Israeli Prime Minister Ariel Sharon expressed outrage on Sunday after Palestinian militants fired several mortar shells overnight at Israeli settlers and troop positions in the Gaza Strip, denouncing the attacks as a violation of the Sharm el-Sheikh accords.
"The firing was a flagrant violation of the understandings achieved at Sharm el-Sheikh, and it will be a central issue to be raised at my talks with President [George W.] Bush," a senior aide quoted the Israeli premier as saying ahead of yesterday's talks with the US leader in Crawford, Texas.
His comments came just hours after a flare-up in the southern Gaza Strip which saw militants from the radical Hamas movement firing more than a dozen mortar shells at the main Gush Katif settlement bloc after Israeli troops shot dead three Palestinian youths a day earlier.
The killing of the three youths in the southern Gaza town of Rafah was the most deadly incident in the territory since the main Palestinian militant groups agreed to a de facto truce in January.
It also cast a shadow over the commitments made by Sharon and Palestinian President Mahmoud Abbas at a landmark peace summit in the Egyptian resort of Sharm el-Sheikh in early February, at which the two men declared an end to hostilities.
Israeli officials said Palestinian inaction against "the terror infrastructure" would be a key issue at Sharon's meeting with Bush yesterday.
"Abu Mazen [Abbas] is weak, he is someone who needs assistance," an official with the Israeli delegation told reporters en route to Texas. "We can only help someone who helps himself."
Rather than trying to co-opt the militant factions, such as Hamas and its smaller rival Islamic Jihad, Abbas needed to take firm action to disarm them "without playing into their hands," he said, speaking on condition of anonymity.

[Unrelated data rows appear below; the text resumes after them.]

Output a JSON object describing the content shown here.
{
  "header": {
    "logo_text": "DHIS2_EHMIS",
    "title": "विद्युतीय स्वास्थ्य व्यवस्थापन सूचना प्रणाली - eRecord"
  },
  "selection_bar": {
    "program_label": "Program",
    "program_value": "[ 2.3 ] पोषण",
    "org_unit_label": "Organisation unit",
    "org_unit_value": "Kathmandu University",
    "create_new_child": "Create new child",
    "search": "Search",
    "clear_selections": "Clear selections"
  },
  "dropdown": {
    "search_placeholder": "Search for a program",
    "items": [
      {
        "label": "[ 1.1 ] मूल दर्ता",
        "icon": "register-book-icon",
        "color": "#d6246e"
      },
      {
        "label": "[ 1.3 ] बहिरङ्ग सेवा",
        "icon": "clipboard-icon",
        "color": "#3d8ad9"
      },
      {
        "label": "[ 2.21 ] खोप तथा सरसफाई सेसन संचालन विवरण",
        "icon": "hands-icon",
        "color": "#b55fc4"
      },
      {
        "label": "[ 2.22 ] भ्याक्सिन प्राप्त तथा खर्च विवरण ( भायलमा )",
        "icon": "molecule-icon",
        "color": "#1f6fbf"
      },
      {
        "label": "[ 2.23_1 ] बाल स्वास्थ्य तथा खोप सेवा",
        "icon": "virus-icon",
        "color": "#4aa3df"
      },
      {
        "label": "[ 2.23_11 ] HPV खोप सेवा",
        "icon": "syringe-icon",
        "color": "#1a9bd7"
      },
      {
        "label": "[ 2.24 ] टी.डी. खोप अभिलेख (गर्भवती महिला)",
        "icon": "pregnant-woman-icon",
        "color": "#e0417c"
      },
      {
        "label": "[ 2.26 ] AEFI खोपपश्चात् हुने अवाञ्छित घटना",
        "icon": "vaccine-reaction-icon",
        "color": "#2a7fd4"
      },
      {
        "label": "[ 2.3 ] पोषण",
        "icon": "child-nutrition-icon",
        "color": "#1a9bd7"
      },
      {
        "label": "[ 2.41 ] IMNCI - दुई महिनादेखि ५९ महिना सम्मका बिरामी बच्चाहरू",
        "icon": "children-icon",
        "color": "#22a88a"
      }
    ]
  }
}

"He [Abbas] is trying all sorts of things which didn't work in Lebanon or in Northern Ireland and it won't work here," he said. "They are pointing a gun at his head and that gun is loaded."
Yesterday's summit between Sharon and Bush was expected to focus squarely on Israel's forthcoming withdrawal from the Gaza Strip ahead of a return to the Mideast peace roadmap, which aims at ending the Israeli-Palestinian conflict.
Israel has frequently insisted that the only way to return to the peace blueprint is for the Palestinians to dismantle the "terror infrastructure" and Sharon was expected to urge greater US pressure on Abbas during yesterday's summit.
Sharon's visit to Texas is his 10th to the US since Bush came to office in January 2001, but represents his first invitation to the "Western White House" in Crawford.
The two leaders are close allies but Bush has expressed impatience over Israel's ongoing settlement activity in the West Bank, as Washington tries to prod Israelis and Palestinians back toward the roadmap.